Despite the lower bio-availability, therapeutic efficacy of curcumin against various human diseases, including cancer, Alzheimer’s disease, cardiovascular diseases, diabetes, arthritis, neurological diseases and Crohn’s disease, has been documented. Enhanced water solubility, thus by bio-availability of curcumin in the near future is likely (we had it already, CURCLEAR) to bring this promising natural product to the forefront of therapeutic agents for treatment of human disease.
Curcumin is strongly anti-inflammatory; it is so powerful that it matches the effectiveness of some anti-inflammatory drugs. Curcumin actually targets multiple steps in the inflammatory pathway, at the molecular level. Curcumin blocks NF-kB, a molecule that travels into the nuclei of cells and turns on genes related to inflammation. NF-kB is believed to play a major role in many chronic diseases. So Curcumin can effectively target it.
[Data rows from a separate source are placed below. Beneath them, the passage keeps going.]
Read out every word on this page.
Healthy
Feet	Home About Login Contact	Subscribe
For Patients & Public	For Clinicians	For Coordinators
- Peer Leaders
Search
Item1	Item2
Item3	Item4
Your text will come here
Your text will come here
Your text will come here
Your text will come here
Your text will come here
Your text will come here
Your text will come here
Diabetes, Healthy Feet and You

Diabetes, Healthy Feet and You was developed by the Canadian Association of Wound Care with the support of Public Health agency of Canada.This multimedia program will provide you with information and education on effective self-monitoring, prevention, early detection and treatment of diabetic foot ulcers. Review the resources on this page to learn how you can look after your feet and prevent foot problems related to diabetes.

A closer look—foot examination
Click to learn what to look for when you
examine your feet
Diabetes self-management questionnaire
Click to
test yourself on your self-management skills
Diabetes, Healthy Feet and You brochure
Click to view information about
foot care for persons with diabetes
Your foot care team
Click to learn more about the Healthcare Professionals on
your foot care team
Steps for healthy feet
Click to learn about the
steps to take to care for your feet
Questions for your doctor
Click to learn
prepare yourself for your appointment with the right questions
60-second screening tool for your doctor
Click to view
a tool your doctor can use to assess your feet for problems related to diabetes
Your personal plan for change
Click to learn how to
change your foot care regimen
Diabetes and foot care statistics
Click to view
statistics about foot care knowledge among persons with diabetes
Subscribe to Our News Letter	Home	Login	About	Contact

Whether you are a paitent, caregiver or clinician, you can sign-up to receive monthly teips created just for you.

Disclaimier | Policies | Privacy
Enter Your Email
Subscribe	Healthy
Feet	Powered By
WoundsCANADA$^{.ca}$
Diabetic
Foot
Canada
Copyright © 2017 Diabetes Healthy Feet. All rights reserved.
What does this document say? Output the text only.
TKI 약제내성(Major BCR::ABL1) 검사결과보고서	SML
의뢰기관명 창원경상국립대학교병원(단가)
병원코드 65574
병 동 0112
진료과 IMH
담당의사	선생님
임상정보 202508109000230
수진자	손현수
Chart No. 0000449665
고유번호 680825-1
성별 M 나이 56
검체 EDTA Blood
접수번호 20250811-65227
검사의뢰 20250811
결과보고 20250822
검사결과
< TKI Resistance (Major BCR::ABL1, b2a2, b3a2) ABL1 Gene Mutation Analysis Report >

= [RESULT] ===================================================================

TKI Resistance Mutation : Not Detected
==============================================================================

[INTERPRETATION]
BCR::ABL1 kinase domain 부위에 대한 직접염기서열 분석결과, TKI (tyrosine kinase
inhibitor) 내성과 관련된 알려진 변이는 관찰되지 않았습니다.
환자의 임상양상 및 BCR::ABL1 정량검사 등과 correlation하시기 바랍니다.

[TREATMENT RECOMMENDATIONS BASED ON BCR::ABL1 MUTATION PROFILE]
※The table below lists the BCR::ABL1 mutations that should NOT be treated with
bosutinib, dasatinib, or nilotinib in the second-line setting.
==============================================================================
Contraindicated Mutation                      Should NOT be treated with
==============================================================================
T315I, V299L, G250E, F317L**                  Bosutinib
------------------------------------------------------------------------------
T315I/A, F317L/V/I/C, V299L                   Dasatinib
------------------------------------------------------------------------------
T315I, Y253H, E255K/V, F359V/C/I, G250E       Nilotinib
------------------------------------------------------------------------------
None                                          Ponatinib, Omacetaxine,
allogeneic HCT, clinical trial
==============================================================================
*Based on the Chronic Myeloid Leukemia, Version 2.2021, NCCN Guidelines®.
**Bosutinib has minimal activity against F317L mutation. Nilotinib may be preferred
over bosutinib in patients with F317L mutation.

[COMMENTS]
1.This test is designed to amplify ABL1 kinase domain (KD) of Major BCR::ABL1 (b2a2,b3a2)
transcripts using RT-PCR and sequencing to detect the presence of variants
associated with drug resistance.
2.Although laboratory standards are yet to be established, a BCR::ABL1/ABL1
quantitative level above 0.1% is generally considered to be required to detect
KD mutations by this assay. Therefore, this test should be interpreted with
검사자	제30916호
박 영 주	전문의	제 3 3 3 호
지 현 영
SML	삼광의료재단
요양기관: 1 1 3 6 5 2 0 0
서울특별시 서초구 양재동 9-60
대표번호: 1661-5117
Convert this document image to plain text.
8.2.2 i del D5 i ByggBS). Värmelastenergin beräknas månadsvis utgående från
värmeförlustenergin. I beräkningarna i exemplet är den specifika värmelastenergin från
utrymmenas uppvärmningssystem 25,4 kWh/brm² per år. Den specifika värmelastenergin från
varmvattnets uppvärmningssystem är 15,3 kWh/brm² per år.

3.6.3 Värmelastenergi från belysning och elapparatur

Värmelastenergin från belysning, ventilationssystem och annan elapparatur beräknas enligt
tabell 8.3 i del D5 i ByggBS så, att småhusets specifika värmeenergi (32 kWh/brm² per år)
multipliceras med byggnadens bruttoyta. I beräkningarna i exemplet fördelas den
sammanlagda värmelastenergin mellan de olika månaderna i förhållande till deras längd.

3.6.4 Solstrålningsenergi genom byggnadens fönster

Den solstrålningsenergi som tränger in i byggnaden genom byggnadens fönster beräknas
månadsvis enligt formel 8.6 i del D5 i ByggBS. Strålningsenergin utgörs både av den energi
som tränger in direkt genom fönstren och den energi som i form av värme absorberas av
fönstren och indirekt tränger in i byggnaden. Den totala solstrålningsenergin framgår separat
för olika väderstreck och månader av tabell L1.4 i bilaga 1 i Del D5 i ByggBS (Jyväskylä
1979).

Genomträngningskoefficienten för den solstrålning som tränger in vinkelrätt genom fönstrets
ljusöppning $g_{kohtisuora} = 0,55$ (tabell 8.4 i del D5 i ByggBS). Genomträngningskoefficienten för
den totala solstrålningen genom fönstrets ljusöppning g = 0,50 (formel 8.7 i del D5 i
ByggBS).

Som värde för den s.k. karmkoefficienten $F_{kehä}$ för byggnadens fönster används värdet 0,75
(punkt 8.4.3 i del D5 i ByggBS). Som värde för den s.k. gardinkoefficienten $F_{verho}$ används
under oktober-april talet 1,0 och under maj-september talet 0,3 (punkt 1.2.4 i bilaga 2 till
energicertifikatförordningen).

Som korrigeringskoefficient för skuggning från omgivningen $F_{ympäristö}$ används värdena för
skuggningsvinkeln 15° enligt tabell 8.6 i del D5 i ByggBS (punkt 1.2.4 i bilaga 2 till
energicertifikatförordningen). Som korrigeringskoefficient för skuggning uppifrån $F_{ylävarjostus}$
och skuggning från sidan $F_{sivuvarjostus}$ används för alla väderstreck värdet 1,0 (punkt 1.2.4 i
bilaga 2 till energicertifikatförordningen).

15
Oxidative damage is believed to be one of the mechanisms behind ageing and many diseases. It involves free radicals, highly reactive molecules with unpaired electrons.Free radicals tend to react with important organic substances, such as fatty acids, proteins or DNA.
The main reason antioxidants are so beneficial, is that they protect our bodies from free radicals. Curcumin happens to be a potent antioxidant that can neutralize free radicals due to its chemical structure. Curcumin also boosts the activity of the body’s own antioxidant enzymes. In that way, curcumin delivers a one-two punch against free radicals. It blocks them directly, then stimulates the body’s own antioxidant mechanisms.